The rabbi's silhouette stood in stark contrast to the light-browns of the parched African veldt.

The old African woman had been insistent. "Please meet me here tomorrow, I have something very important to show you."

Soon enough, an ancient white Combi pulled up to the spot where the rabbi had been standing. "Please come, it is about a twenty five minute drive from here." Acting on instinct, the rabbi decided to go with her.

The car clattered down the rutted road, the blazing sun glinting off the chrome of its 1930's frame. Just beyond the environs of the city, they reached the cemetery.

"Here is my husband's gravesite" whispered the woman as tears coursed down her face. "He would have liked a rabbi to have been here."

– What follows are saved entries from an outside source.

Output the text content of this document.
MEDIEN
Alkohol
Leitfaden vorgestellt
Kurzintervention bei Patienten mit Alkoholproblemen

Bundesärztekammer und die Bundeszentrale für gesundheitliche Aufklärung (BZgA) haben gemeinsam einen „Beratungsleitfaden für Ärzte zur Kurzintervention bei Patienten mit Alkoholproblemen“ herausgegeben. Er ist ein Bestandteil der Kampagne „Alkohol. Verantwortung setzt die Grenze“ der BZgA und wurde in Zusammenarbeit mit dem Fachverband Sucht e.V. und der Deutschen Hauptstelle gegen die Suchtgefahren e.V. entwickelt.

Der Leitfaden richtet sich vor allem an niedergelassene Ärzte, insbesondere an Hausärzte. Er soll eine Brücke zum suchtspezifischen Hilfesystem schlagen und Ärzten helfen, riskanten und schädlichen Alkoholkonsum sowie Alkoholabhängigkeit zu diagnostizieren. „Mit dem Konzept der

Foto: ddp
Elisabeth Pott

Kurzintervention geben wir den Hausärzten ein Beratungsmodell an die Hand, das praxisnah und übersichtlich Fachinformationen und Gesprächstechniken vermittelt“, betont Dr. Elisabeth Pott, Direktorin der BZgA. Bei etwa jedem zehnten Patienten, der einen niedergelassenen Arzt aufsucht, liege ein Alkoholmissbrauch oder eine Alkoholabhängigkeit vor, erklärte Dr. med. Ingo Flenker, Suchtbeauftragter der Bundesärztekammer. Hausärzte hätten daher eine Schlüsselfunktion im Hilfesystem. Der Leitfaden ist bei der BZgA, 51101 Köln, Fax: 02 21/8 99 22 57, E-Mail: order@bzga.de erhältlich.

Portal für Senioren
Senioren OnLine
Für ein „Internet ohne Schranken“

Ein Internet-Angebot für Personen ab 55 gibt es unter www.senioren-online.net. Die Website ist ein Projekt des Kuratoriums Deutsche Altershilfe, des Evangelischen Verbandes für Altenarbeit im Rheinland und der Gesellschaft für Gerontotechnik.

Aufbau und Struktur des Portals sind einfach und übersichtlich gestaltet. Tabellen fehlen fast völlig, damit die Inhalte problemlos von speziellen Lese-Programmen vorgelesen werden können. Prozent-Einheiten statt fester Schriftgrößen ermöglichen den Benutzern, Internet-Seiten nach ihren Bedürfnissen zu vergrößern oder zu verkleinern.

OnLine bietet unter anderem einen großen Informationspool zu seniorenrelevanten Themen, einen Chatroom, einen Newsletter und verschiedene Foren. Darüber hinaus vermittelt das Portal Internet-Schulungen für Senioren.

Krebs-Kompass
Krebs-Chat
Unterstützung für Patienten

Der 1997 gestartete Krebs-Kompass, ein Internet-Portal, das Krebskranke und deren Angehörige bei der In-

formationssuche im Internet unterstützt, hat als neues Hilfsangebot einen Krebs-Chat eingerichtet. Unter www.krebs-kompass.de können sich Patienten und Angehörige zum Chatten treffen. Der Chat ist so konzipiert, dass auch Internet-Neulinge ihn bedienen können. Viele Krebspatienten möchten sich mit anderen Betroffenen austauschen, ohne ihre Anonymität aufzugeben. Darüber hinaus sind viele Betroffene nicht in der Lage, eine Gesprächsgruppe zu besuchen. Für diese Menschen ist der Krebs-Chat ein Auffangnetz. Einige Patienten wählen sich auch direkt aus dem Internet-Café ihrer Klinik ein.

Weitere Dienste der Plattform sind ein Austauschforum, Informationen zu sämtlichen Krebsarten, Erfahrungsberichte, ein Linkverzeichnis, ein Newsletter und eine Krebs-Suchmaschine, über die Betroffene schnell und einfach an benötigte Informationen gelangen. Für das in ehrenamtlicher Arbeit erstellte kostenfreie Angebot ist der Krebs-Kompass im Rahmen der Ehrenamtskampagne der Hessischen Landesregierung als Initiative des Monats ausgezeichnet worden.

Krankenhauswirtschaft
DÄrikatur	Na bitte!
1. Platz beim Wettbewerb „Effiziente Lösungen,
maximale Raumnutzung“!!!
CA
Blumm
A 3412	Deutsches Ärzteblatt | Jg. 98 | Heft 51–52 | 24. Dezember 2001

The rabbi stared at the grave, noticing the most unusual headstone. Engraved on the stone, above the man's name, were the Hebrew words kasher l'pesach "Kosher for Passover."

What made it even more unusual was the fact that the words were inscribed upside-down.

The woman explained that her husband had arrived in Namibia as a young lad; he had worked hard, married, lived an entire lifetime with her and never divulged anything about his upbringing in London as a child.

He had never mentioned the fact that he was Jewish, nor had he in fact mentioned anything about religion at all.

On his death-bed, he summoned all his remaining energy and told her that he was Jewish and would like the world to remember that he was.

He had saved the one thing that crossed his path and signified some sort of Jewish identity for him.

It was a box of Kosher-for-Passover matzos...

"Please inscribe this on my headstone" he stated, and those were his actual last words.